Starbuck, Caprica Six, Boomer, Laura: Battlestar Galactica
The future, as envisioned by Battlestar creator Ron Moore may be bleak, but it is full of women who kick ass. There’s pilot Starbuck, who lived for fighting and drinking. Starbuck was a male character in the 1970s version of the series. Making her female cleverly upended numerous gender stereotypes. Caprica Six was a Cylon. She wanted to make peace with humanity, but was willing to both kill and seduce humans to achieve her goals.

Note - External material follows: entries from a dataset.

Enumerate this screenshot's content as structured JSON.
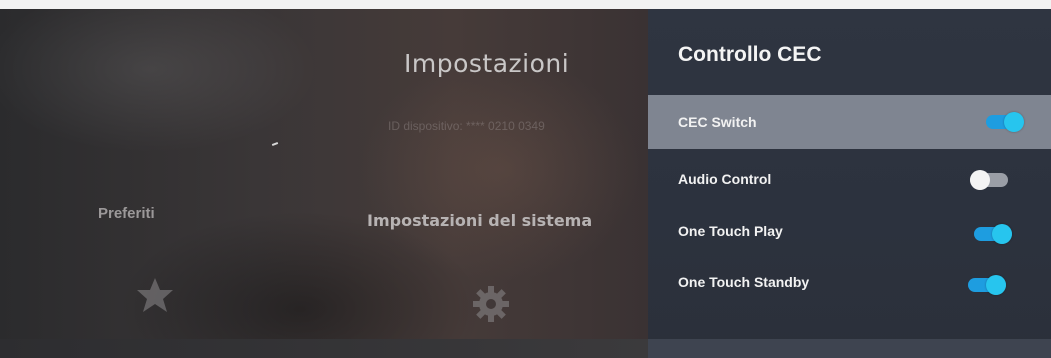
{
  "screen": {
    "title": "Impostazioni",
    "device_id": "ID dispositivo: **** 0210 0349"
  },
  "menu": {
    "items": [
      {
        "label": "Preferiti",
        "icon": "star-icon"
      },
      {
        "label": "Impostazioni del sistema",
        "icon": "gear-icon"
      }
    ]
  },
  "panel": {
    "title": "Controllo CEC",
    "options": [
      {
        "label": "CEC Switch",
        "enabled": true,
        "selected": true
      },
      {
        "label": "Audio Control",
        "enabled": false,
        "selected": false
      },
      {
        "label": "One Touch Play",
        "enabled": true,
        "selected": false
      },
      {
        "label": "One Touch Standby",
        "enabled": true,
        "selected": false
      }
    ]
  },
  "colors": {
    "toggle_on": "#1e9de0",
    "toggle_knob_on": "#27c5ee",
    "toggle_off": "#9a9ea6",
    "selected_row": "#7f8591",
    "panel_background": "#2f3541"
  }
}
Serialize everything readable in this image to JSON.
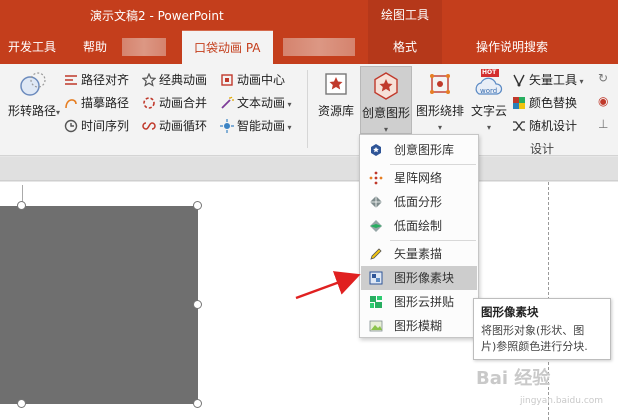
{
  "window": {
    "title": "演示文稿2  -  PowerPoint",
    "context_group": "绘图工具"
  },
  "tabs": {
    "dev": "开发工具",
    "help": "帮助",
    "pocket": "口袋动画 PA",
    "format": "格式",
    "tell_me": "操作说明搜索"
  },
  "ribbon": {
    "left_big": "形转路径",
    "path_align": "路径对齐",
    "trace_path": "描摹路径",
    "timeline": "时间序列",
    "classic_anim": "经典动画",
    "anim_merge": "动画合并",
    "anim_loop": "动画循环",
    "anim_center": "动画中心",
    "text_anim": "文本动画",
    "smart_anim": "智能动画",
    "resource_lib": "资源库",
    "creative_shape": "创意图形",
    "shape_layout": "图形绕排",
    "word_cloud": "文字云",
    "hot_badge": "HOT",
    "word_badge": "word",
    "vector_tools": "矢量工具",
    "color_replace": "颜色替换",
    "random_design": "随机设计",
    "design_group": "设计"
  },
  "menu": {
    "items": [
      "创意图形库",
      "星阵网络",
      "低面分形",
      "低面绘制",
      "矢量素描",
      "图形像素块",
      "图形云拼贴",
      "图形模糊"
    ]
  },
  "tooltip": {
    "title": "图形像素块",
    "line1": "将图形对象(形状、图",
    "line2": "片)参照颜色进行分块."
  },
  "watermark": {
    "text": "Bai 经验",
    "sub": "jingyan.baidu.com"
  },
  "colors": {
    "accent": "#c43e1c",
    "arrow": "#e02020"
  }
}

Boomer, a Cylon programmed to believe she was human, was initially programmed to commit acts of sabotage before coming to terms with her identity and joining the Cylon governing council. Equally kick ass woman was Laura Roslin, Colony President, who over the course of the series evolved from soft spoken to ruthless while battling a terminal illness. Watch full episodes here.
Olivia Dunham: Fringe
FBI agent and former Marine Olivia Dunham (Anna Torv), leads the task force investigating The Pattern. Her take charge attitude helps her deal with the crazy Bishops. Olivia is equal parts brawn and brains, shooting the bad guys then analyzing their bodies. The workaholic’s psychic powers come from her participation in a mysterious drug trial as a child. The season finale found her coming face to face with the drug’s creator, William Bell, in a parallel universe where 9/11 never happened. We’re confident she will handle it in a kick ass manner. Watch full episodes here.
Joss Whedon’s latest show is a mediation on identity that asks if a woman can be kick ass and a living doll simultaneously. Echo (Eliza Dushku) is an Active, one of a group of “dolls” who are implanted with memories and personalities to complete specific missions. One week Echo is assigned to protect an actress. The next, she’s a glorified prostitute, fulfilling every man’s sexual fantasy. At the end of each mission, her memory is wiped clean. But Echo is starting to retain memories and become self-aware. Despite the series’ lackluster pilot, Dollhouse is rapidly becoming an intriguing consideration of the nature of self. Watch full episodes here.
*OK, it’s more like Top 15, but who’s counting?! These ladies are hot!